10/4/17. I didn’t know PTSD had anything to do with being traumatized. PTSD Particularly Common Among People Exposed To Mass Shootings, Studies Indicate. The AP (10/3, Tanner) reports that people who survived this week’s shootings in Las Vegas may be at risk for post-traumatic stress disorder (PTSD). Also at risk for “psychological fallout” are first responders, medical staff, eyewitnesses, and bystanders. Studies indicate “PTSD is particularly common among people exposed to mass shootings versus other types of trauma, with rates as high as 90 percent reported” by some researchers.

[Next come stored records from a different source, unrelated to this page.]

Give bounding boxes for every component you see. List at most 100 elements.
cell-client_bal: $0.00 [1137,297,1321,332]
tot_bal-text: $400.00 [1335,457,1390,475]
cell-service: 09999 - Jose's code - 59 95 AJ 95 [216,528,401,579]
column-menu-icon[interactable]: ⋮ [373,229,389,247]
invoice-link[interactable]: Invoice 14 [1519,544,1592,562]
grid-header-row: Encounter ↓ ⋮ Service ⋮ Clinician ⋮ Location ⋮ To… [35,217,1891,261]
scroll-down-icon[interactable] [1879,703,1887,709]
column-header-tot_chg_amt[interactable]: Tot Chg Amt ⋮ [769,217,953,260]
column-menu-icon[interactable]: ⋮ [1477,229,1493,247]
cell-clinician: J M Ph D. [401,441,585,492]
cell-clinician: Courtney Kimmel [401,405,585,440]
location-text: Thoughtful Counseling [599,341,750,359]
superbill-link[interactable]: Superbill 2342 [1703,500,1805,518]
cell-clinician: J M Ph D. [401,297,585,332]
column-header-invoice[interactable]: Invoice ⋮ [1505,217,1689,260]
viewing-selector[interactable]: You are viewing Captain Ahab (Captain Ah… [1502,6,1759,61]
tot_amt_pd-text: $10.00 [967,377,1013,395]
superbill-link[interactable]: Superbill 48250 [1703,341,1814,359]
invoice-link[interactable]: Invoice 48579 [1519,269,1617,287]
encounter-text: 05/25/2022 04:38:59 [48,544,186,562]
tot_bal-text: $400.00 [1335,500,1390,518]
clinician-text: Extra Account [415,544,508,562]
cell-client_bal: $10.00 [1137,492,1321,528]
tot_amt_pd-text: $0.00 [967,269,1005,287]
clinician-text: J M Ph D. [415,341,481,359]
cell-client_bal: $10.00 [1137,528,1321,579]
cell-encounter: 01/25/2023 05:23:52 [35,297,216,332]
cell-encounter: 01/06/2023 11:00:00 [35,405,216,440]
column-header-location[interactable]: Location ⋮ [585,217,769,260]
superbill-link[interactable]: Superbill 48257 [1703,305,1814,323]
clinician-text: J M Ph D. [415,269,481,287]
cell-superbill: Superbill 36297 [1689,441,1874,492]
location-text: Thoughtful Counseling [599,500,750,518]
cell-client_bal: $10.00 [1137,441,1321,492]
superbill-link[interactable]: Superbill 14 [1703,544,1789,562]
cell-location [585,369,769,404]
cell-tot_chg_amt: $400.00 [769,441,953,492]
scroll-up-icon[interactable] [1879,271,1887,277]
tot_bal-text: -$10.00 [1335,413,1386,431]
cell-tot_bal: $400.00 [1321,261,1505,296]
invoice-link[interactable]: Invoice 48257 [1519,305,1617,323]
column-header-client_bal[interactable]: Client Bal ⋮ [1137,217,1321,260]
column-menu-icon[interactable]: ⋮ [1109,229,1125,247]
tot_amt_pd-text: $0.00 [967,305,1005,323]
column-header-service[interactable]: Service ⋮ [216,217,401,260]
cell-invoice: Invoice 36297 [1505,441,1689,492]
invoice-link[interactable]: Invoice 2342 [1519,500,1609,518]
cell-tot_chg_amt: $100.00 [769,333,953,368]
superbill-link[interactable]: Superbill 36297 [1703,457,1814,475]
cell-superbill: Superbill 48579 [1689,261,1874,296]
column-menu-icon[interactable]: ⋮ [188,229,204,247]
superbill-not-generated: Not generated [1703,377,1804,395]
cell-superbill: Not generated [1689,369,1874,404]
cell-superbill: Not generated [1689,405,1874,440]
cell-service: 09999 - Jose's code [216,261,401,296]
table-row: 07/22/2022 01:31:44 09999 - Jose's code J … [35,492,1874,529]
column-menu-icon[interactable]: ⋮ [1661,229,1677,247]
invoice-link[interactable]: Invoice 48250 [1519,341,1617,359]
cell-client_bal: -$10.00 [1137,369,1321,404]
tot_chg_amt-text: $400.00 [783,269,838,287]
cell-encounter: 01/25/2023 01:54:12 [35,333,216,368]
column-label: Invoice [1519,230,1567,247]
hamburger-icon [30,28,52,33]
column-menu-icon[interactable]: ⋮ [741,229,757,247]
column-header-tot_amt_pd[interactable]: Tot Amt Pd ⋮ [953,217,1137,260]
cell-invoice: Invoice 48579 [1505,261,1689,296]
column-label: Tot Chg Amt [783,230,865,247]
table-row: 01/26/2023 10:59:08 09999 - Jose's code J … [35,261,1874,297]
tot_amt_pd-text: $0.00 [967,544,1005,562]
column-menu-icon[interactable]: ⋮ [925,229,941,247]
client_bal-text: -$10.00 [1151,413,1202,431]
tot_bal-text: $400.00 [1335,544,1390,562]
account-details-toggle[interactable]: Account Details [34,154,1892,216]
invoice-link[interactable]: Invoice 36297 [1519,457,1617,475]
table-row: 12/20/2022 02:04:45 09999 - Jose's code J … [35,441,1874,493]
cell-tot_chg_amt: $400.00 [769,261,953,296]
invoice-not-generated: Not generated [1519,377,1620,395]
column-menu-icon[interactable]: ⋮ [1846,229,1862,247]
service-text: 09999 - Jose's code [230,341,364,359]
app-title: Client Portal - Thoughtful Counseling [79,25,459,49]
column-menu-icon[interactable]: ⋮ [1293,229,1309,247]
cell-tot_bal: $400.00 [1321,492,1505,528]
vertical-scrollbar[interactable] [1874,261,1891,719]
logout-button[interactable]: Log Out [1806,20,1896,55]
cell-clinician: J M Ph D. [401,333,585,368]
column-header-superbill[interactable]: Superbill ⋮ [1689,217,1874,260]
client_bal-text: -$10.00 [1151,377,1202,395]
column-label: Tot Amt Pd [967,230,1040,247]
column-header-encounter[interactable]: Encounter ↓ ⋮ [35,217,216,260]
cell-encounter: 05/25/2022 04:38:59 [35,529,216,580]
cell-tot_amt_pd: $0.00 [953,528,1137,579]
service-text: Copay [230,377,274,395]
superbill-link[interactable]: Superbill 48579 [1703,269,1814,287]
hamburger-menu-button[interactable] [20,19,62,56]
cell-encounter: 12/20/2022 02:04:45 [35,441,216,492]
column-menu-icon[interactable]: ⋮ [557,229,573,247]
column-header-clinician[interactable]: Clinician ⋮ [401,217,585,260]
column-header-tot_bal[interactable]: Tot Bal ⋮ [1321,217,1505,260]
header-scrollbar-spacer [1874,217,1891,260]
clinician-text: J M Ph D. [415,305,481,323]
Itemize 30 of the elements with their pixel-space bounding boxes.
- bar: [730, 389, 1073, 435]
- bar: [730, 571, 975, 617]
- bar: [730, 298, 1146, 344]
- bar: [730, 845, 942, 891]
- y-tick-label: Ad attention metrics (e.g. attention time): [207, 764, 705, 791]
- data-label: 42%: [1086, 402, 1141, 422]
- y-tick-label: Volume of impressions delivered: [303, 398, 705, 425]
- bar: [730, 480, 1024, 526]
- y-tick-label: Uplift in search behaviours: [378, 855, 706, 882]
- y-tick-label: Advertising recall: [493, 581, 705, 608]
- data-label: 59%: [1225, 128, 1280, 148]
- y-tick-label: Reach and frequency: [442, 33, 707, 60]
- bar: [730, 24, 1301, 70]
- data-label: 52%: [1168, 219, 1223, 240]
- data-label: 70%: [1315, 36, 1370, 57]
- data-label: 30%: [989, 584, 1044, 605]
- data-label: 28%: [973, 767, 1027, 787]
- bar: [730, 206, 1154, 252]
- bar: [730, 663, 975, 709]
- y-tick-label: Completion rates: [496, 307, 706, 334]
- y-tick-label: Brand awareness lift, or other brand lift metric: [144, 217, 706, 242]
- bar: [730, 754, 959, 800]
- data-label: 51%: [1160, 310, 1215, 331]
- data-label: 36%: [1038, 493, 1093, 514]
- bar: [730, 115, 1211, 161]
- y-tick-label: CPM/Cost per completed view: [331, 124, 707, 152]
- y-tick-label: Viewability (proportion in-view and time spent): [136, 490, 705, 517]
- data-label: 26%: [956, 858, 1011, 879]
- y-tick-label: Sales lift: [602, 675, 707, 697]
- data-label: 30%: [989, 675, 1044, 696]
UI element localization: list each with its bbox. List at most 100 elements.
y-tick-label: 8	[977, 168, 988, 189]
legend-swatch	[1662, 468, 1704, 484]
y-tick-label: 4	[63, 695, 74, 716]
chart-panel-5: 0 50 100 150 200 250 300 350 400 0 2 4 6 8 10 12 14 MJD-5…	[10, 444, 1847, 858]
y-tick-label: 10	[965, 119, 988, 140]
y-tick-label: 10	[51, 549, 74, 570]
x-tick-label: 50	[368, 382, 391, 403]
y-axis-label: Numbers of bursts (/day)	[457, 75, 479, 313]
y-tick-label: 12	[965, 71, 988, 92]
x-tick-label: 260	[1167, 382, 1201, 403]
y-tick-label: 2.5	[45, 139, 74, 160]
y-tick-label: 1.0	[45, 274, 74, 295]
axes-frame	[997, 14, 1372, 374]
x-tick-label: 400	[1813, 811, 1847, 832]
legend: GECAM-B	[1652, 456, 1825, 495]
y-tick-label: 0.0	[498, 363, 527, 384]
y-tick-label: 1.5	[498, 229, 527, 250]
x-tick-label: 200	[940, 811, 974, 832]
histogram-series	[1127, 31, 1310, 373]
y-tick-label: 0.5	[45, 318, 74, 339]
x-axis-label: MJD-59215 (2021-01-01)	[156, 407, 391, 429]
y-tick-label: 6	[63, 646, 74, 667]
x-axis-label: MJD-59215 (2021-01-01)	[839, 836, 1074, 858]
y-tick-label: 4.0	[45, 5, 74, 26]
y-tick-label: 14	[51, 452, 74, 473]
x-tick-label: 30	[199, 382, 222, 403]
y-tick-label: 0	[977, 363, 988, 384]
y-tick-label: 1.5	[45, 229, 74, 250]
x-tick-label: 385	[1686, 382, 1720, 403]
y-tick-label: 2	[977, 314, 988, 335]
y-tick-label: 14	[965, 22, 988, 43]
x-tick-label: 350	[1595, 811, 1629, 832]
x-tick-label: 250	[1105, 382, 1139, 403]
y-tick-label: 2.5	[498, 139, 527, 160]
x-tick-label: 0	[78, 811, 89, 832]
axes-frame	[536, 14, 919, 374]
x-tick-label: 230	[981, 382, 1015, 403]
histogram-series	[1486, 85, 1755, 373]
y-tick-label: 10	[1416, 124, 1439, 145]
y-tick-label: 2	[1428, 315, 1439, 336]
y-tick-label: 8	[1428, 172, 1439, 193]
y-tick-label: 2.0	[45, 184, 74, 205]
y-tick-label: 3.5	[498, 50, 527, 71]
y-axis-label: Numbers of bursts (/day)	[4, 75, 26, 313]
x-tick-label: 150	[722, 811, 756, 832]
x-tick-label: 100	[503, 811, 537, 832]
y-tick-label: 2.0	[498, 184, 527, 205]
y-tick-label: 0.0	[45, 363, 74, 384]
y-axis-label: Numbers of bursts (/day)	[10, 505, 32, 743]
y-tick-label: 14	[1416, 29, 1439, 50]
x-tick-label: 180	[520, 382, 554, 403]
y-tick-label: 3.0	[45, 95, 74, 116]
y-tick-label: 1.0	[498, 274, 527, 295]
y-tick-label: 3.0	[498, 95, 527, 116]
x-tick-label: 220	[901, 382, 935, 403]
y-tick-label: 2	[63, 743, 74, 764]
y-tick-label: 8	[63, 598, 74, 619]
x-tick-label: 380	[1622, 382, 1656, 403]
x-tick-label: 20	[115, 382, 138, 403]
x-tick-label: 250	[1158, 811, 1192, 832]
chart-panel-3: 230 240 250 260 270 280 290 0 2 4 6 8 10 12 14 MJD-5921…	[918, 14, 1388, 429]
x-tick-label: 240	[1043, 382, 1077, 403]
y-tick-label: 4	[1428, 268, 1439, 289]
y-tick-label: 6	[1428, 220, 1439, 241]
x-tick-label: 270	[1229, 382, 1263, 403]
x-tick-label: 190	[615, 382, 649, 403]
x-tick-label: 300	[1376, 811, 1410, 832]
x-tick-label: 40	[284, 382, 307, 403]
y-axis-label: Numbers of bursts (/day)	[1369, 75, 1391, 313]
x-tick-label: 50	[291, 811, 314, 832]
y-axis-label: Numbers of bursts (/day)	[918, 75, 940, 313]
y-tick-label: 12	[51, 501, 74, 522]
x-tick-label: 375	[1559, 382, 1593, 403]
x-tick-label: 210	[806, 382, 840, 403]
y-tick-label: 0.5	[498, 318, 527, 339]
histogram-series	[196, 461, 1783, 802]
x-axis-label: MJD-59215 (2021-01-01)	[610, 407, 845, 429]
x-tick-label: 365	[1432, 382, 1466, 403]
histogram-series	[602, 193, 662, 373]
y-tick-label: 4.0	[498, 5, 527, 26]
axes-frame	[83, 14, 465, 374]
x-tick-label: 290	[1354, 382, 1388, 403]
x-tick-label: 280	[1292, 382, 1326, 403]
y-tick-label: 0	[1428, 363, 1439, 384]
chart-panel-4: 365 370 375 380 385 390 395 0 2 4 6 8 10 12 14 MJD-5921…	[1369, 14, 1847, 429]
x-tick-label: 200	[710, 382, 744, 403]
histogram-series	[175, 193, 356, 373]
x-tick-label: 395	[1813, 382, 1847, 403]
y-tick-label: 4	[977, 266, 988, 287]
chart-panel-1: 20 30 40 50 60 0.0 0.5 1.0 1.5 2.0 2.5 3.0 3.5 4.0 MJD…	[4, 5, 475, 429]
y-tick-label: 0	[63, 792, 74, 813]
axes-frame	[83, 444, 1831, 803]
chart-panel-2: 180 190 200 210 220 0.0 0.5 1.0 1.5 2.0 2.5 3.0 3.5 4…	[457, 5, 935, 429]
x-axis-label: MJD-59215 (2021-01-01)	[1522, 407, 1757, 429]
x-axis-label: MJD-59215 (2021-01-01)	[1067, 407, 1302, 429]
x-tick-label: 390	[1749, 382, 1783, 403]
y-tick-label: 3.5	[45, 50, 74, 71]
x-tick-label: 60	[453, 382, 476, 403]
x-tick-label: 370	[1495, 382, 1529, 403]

Because being abused as a child is good for your mental health. Young Adults Who Recall Being Maltreated May Have A Particularly Elevated Risk For Psychopathology, Researchers Say.   A study to be published in the January issue of the Journal of Psychiatric Research (10/24, Newbury, Arseneault, Moffitt, Caspi, Danese, Baldwin, Fisher) “explores the validity and utility of retrospective self-reports versus prospective informant-reports of childhood maltreatment.” Study data “were obtained from the Environmental Risk (E-Risk) Longitudinal Twin Study, a nationally-representative birth cohort of 2,232 children followed to 18 years of age (with 93% retention).” Researchers evaluated “childhood maltreatment” through “prospective informant-reports from caregivers, researchers, and clinicians when children were aged 5, 7, 10 and 12,” and via “retrospective self-reports of maltreatment experiences occurring up to age 12, obtained at age 18 using the Childhood Trauma Questionnaire.” The study revealed that “young adults who recall being maltreated have a particularly elevated risk for psychopathology.”